# taz.de -- „Querdenker“-Bewegung radikalisiert sich: Eskalation als Zeichen der Schwäche
       
       > Die „Querdenker“-Bewegung ist nicht so stark, wie es im Chaos am 1.
       > August für viele den Anschein hatte. Die nächste Großdemonstration ist
       > abgesagt.
       
 (IMG) Bild: Polizei und Demonstrant:innen der Querdenker-Bewegung am 1. August in Berlin
       
       Der „Sommer der Freiheit“ endete am vergangenen Sonntag (1. August) für
       etwa [1][1.000 „Querdenker*innen“ in Gewahrsam]. Wegen der Teilnahme an
       verbotenen Versammlungen und aufgrund von Verstößen gegen den
       Infektionsschutz, aber auch wegen des Verdachts des Widerstands und des
       tätlichen Angriffs wird nun gegen sie ermittelt. An den zahlreichen
       Versammlungen hatten sich über den ganzen Tag etwa 5.000
       Demonstrant*innen beteiligt.
       
       Vor genau einem Jahr waren es noch sechsmal so viele – geblieben ist der
       Bewegung damit nur noch der Kern ihrer Anhänger*innen.

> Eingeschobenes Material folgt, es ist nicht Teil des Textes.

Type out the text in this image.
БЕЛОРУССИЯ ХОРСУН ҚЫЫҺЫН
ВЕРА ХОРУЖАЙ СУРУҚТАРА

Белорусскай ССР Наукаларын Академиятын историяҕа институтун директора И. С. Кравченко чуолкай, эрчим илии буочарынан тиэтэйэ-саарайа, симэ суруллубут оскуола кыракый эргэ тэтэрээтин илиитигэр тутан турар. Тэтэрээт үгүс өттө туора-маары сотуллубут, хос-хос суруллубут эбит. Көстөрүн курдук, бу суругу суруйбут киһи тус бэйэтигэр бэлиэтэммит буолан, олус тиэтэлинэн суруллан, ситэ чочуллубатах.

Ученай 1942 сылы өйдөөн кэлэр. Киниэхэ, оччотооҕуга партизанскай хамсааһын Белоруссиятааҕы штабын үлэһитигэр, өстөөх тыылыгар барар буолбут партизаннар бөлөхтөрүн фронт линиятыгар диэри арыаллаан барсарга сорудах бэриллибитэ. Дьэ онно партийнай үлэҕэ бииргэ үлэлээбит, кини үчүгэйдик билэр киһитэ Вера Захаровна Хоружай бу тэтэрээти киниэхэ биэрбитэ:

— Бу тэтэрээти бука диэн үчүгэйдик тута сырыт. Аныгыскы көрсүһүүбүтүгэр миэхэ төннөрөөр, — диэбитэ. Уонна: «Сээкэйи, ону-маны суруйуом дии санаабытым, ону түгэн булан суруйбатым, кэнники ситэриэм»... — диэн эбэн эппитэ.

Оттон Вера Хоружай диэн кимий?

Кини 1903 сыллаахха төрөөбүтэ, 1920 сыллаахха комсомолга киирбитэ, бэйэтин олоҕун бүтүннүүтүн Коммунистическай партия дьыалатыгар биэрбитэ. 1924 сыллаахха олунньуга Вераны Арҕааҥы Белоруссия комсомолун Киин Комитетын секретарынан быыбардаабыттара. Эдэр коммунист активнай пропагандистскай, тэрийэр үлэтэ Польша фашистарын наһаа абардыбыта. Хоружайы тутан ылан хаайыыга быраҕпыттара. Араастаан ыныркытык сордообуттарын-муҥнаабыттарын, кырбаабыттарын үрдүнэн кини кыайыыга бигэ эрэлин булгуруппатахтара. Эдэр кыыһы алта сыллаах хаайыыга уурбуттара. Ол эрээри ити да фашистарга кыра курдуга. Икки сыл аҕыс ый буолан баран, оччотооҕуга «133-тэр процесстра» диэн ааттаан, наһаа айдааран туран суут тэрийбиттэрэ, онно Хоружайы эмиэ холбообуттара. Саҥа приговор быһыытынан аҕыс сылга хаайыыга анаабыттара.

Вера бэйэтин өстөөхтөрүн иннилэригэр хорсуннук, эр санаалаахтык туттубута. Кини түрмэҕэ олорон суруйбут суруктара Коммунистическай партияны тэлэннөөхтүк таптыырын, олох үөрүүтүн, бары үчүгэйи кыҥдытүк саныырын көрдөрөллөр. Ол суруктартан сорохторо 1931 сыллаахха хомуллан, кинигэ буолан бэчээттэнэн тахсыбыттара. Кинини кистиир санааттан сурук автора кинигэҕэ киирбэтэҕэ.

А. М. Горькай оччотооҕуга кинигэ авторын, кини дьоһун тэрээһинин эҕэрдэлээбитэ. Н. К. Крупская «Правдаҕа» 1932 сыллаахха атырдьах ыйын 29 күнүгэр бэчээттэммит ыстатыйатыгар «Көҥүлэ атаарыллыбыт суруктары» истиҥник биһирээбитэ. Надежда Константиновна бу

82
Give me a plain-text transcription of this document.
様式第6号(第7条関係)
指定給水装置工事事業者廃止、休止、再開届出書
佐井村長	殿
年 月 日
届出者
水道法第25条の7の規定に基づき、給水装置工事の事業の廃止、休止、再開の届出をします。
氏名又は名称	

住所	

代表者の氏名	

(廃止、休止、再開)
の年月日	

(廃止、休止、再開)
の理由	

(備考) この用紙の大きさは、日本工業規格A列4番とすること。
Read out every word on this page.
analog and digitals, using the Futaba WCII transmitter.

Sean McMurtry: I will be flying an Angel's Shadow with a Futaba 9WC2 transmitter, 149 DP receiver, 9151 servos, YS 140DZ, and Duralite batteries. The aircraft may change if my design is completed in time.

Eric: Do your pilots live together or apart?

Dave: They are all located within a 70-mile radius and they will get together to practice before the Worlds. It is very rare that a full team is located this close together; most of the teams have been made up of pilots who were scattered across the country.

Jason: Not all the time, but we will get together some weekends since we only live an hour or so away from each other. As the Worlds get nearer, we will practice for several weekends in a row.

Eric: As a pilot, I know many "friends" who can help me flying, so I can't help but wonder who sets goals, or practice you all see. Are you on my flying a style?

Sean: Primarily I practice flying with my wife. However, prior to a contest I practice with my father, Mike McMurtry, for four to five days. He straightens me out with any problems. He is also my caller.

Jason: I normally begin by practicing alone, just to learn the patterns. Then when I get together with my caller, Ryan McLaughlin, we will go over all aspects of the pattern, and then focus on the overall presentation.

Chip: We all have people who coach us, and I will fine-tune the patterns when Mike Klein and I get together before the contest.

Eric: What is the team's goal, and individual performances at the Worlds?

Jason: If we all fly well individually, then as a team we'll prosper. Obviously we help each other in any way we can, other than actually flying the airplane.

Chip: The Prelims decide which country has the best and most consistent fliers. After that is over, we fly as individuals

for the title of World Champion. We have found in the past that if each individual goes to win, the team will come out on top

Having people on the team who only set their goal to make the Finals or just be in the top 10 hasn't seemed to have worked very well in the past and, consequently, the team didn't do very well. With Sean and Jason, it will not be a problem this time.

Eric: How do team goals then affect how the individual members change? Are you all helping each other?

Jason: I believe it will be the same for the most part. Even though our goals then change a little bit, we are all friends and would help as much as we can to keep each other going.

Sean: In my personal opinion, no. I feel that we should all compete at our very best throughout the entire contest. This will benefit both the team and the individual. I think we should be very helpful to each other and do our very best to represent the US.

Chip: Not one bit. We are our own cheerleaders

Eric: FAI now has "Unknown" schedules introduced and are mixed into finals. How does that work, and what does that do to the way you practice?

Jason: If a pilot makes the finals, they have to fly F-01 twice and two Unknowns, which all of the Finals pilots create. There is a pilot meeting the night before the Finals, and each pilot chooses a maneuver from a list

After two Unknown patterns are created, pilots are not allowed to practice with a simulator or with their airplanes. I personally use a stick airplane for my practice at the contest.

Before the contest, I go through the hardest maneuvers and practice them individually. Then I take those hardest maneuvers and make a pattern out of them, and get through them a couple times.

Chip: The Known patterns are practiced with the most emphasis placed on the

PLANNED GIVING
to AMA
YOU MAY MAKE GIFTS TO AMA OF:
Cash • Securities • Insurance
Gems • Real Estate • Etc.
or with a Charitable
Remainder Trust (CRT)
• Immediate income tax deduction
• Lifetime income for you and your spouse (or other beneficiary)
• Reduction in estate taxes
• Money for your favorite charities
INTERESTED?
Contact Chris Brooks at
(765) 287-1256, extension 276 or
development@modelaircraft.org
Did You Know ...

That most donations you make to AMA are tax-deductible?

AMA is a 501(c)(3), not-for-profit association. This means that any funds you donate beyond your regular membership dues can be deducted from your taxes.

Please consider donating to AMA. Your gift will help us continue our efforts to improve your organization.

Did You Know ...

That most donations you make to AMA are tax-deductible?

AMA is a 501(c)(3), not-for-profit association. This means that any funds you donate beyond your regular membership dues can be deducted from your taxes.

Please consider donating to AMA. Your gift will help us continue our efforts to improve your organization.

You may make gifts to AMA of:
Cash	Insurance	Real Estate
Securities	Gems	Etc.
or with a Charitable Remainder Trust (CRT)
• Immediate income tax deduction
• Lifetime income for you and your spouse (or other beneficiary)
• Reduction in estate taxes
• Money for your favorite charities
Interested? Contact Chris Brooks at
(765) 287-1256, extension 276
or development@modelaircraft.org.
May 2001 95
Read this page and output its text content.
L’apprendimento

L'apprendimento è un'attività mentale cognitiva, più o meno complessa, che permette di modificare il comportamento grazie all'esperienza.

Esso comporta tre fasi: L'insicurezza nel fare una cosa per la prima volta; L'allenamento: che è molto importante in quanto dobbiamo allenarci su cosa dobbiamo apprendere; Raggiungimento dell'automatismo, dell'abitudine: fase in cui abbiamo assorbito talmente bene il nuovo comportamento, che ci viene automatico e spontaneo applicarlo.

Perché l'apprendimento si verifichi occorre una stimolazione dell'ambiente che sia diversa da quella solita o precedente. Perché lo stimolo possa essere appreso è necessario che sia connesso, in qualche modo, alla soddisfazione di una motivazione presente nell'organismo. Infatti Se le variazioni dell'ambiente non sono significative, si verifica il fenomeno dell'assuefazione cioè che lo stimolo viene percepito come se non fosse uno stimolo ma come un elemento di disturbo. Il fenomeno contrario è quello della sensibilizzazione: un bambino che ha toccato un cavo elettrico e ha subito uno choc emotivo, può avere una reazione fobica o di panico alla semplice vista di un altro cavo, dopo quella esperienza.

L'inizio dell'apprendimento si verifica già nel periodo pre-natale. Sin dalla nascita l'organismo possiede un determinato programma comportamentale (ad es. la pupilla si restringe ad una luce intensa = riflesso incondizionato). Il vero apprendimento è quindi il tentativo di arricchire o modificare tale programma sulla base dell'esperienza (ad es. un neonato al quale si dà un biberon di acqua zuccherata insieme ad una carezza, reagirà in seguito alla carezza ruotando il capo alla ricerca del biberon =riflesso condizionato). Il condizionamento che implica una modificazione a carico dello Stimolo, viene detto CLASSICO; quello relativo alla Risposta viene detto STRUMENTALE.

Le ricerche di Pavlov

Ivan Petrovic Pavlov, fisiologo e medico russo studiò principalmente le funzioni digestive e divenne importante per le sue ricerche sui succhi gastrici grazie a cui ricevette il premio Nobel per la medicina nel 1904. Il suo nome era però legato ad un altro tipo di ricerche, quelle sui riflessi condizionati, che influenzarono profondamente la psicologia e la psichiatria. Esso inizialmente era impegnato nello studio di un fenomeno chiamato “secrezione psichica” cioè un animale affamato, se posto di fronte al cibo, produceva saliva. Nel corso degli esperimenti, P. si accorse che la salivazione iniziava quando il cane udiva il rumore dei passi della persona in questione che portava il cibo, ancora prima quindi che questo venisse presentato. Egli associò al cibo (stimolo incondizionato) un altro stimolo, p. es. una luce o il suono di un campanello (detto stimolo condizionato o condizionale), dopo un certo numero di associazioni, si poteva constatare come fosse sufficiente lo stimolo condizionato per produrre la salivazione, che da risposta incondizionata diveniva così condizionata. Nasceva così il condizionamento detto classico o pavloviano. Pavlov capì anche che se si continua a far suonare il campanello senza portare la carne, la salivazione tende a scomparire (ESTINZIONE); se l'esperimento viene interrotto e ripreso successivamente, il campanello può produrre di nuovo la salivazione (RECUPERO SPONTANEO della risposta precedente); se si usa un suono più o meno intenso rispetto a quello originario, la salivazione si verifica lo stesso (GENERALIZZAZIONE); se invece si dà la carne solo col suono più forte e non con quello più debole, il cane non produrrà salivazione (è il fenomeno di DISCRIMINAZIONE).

Ein Kern allerdings,
       der trotz der überwiegend bürgerlichen Herkunft zu vielem bereit ist.
       
       Die vielen vor allem süddeutschen Ausflügler*innen mit Tagesrucksack –
       60 Prozent der festgenommenen stammten nicht aus Berlin – interessiert
       weder, ob Demonstrationen verboten sind oder sich ihnen die Polizei in den
       Weg stellt. Sie stören sich nicht an den internen Querelen und Machtkämpfen
       bei „Querdenken“, nicht an Reichsbürgervorwürfen gegen deren Gründer
       Michael Ballweg oder vermeintlicher Veruntreuung von Spenden.
       
       Verblendet nach mehr als einem Jahr Dauerbeschallung durch Szenemedien und
       Telegramkanäle ist die Überzeugung herangewachsen, Freiheitskämpfer*in
       zu sein. Coronamaßnahmen spielen dabei inhaltlich kaum mehr eine Rolle, es
       geht gegen („Zwangs-“)Impfungen, gegen die „neue SA“ oder „Gestapo“
       (Polizei) und die „Diktatur“ (Regierung). Vergeltungsfantasien gegen
       Gegner*innen finden über die Kanäle massenhafte Verbreitung.
       
       ## Voller Hass, voller Verachtung
       
       Radikal ist die Bewegung längst auch ohne organisierte Rechtsextreme, die
       zuletzt kein bedeutender Teil mehr waren. Die Rufe nach „Liebe“ und
       „Frieden“ stecken voller Hass, voller Verachtung für das demokratische
       System.
       
       Die [2][Eskalation vom Sonntag] war von „Querdenken“ genauso geplant.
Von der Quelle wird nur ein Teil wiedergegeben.